Under the 2006 Belgian Chairmanship, the Chairman-in-Office (CiO) requested the OSCE Secretariat to conduct a technical fact-finding mission to gather and analyze information on energy security within the OSCE area, and to make suggestions on renewed international dialogue. The report on that mission was completed by the Co-ordinator of OSCE Economic and Environmental Activities and submitted to the CiO in July 2006.
The 2006 G8 meeting, under the Russian Chairmanship, placed energy security at the top of its political agenda, which led to the St Petersburg Action Plan on Global Energy Security adopted by the G8 on 16 July 2006.
That same year, the European Commission launched its Green Paper A European Strategy for Sustainable, Competitive and Secure Energy to stimulate consultations on this subject. Together with the EU High Representative for the Common Foreign and Security Policy, the Commission issued a paper on An external policy to serve Europe's energy interests and organized a conference on this topic in Brussels, 20 and 21 November 2006.
Together with the Secretariat of the Energy Charter and the International Energy Agency, the OSCE organized in Brussels on 25 October 2006 an international conference on The role of governments and international organisations in promoting energy security.

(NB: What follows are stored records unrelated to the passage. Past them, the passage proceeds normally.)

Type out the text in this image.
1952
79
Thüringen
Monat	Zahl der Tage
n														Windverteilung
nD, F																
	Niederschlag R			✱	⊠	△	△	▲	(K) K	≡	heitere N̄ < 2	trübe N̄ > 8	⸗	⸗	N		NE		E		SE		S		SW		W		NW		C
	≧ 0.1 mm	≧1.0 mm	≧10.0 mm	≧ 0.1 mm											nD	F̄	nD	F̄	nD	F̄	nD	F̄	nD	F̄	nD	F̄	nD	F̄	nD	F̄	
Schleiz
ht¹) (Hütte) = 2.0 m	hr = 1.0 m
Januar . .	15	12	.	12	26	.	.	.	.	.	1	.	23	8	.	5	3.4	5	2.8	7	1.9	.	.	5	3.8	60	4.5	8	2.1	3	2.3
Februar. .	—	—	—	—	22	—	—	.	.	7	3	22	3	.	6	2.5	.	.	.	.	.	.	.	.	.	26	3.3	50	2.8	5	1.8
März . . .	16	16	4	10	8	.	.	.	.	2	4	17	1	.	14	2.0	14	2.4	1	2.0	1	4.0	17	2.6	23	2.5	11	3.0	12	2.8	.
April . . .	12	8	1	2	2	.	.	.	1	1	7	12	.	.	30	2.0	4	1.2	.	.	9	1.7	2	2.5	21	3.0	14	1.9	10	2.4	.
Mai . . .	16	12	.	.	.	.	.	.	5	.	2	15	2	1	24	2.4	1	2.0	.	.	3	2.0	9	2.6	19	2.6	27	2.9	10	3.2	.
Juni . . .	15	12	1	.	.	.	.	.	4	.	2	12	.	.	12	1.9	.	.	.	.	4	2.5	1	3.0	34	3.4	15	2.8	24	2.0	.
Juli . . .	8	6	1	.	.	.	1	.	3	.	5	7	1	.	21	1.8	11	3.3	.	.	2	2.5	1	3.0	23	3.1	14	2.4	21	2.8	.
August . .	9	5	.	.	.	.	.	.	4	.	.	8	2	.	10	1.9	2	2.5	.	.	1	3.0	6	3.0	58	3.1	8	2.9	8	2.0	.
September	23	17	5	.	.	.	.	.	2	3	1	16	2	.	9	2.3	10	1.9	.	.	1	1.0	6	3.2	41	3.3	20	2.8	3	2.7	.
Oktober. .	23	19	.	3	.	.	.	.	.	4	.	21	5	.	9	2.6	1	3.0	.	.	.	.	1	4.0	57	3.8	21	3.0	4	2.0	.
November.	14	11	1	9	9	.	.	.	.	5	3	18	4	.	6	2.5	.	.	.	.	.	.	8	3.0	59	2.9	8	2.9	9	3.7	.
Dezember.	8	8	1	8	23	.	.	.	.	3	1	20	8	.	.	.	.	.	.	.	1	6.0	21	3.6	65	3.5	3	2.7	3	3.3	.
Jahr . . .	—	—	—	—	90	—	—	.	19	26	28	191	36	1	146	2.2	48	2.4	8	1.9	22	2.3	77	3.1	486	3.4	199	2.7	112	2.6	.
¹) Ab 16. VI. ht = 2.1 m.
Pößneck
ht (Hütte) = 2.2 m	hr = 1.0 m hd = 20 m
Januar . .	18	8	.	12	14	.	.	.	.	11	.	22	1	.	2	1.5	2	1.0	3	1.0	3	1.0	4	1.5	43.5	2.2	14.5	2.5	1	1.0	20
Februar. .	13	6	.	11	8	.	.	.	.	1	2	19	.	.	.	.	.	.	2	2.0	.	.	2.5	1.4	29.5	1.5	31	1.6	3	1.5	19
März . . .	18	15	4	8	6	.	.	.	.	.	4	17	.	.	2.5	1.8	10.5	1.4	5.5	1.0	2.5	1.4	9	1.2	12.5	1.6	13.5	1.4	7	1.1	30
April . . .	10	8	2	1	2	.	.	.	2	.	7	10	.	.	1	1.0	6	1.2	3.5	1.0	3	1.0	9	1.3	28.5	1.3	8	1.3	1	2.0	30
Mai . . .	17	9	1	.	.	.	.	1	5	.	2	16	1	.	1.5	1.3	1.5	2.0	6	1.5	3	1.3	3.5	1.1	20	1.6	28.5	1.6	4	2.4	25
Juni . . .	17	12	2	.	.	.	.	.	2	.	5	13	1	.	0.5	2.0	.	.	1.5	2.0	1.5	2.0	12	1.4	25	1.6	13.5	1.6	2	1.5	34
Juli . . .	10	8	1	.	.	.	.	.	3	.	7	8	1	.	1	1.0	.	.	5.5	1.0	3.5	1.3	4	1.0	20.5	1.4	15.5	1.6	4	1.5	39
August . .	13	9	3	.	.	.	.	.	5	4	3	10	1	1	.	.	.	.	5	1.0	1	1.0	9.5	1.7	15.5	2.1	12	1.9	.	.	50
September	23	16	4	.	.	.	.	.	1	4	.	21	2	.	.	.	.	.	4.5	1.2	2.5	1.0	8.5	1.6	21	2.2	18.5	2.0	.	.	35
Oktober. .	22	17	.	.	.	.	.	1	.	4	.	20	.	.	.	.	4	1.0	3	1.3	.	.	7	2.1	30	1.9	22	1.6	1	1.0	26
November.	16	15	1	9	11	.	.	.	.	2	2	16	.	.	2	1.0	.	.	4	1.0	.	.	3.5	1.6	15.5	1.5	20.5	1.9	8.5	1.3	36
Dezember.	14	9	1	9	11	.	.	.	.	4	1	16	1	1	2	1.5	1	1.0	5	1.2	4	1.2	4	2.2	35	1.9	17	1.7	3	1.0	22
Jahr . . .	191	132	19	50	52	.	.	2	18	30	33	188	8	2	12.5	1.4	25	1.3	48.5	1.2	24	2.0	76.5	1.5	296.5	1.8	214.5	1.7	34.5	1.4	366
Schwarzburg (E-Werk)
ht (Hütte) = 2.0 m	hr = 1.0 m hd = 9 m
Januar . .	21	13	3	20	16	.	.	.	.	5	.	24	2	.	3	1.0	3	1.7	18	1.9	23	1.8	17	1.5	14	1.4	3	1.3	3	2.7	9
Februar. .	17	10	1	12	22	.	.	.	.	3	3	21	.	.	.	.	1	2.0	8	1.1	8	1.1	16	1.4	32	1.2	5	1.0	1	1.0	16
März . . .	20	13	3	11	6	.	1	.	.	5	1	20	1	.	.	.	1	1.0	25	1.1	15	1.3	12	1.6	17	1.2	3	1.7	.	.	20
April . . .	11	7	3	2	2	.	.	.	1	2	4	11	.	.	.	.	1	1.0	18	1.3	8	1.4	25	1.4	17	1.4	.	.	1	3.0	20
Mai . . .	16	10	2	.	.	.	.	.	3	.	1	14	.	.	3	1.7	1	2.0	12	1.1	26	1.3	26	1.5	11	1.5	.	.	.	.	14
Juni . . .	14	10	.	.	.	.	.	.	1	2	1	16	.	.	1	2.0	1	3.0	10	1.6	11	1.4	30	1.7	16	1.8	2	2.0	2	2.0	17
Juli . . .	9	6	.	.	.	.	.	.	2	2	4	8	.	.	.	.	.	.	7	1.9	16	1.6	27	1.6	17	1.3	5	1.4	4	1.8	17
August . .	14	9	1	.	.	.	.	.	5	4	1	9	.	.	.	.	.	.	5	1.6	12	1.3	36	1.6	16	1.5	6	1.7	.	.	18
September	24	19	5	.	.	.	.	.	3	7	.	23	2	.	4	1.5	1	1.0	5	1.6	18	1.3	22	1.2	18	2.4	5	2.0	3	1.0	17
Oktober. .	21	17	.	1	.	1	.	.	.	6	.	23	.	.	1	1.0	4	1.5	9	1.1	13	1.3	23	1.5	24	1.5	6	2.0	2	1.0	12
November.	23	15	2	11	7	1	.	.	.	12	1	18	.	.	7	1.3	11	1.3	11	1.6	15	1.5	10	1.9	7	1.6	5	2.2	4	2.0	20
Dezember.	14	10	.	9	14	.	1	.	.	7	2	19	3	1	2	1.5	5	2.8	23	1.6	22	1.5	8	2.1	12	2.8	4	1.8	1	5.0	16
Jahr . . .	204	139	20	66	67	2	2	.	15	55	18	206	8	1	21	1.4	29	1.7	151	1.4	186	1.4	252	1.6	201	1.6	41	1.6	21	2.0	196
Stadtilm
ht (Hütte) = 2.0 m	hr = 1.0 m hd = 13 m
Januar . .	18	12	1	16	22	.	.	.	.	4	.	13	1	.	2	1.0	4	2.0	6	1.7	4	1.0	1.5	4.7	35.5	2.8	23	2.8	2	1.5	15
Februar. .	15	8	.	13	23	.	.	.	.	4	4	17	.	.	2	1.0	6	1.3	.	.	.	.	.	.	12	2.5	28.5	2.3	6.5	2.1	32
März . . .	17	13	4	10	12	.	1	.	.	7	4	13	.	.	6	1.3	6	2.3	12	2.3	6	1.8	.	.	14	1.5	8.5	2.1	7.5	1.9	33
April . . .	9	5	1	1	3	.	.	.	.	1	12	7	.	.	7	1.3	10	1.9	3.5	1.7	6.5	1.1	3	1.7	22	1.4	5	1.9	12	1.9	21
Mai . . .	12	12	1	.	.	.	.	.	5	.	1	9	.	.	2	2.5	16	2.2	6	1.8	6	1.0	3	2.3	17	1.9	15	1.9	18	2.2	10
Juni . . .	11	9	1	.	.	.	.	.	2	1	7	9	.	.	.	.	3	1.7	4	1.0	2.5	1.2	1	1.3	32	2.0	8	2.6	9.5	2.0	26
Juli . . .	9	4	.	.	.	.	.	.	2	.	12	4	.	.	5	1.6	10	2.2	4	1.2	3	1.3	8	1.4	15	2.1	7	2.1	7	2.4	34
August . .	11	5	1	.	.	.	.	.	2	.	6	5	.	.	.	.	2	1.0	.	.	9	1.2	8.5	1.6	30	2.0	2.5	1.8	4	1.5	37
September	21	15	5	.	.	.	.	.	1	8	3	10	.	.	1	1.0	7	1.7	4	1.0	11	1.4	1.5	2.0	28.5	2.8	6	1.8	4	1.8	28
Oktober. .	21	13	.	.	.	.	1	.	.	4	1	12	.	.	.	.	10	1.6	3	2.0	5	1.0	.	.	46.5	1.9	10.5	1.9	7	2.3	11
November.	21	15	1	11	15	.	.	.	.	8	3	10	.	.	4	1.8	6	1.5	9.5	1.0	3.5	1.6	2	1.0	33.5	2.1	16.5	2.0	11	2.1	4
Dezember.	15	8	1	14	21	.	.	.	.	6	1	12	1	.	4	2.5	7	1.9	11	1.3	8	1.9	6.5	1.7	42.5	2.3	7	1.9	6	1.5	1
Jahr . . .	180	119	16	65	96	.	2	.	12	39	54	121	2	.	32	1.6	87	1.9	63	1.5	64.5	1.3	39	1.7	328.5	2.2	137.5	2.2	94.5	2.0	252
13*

The 2006 OSCE Ministerial Council adopted in Brussels a Decision on Energy Security Dialogue.
Reaffirms the earlier OSCE commitments on energy security set out in the Maastricht Document;
Expresses support for the principles and objectives aimed at strengthening energy security agreed at the G8 Summit in St Petersburg;
Assigns the OSCE Permanent Council (PC) and, in close co-operation and consultation with participating States, the OSCE Secretariat, the task of promoting dialogue on energy security, including at the expert level, involving producing, transit and consuming countries;
Assigns the PC and the OSCE Secretariat the task of raising awareness and enhancing dialogue on the G8 Plan of Action on climate change, clean energy and sustainable development (2005) and the G8 Plan of Action on global energy security (2006).
The OSCE concept of energy security goes beyond security of supply to include security of demand and security of transit, as well as energy efficiency.
The energy security dialogue: a framework for securing energy relations
Increased energy demand from emerging markets such as China and India and an overall trend to higher prices are pressing for the use of all available platforms for dialogue on energy security.
The OSCE can offer for such a dialogue its unique pan-European and trans-Atlantic platform to support existing frameworks such as the UNECE Committee on Sustainable Energy, the Energy Charter Secretariat, the International Energy Agency, the International Energy Forum and the structured dialogues of the EU with Russia, with the South-Eastern European countries and with the Black Sea and Central Asia countries.
Dialogue on energy security should promote use and implementation of existing international instruments. It should stress the importance of fair and balanced handling of energy issues for the participating States, with special attention being given to the transit countries as well as to the countries that are most vulnerable to disruptions in their access to energy.
The energy security dialogue includes the need for better energy efficiency which is made even more pressing in the light of climate change.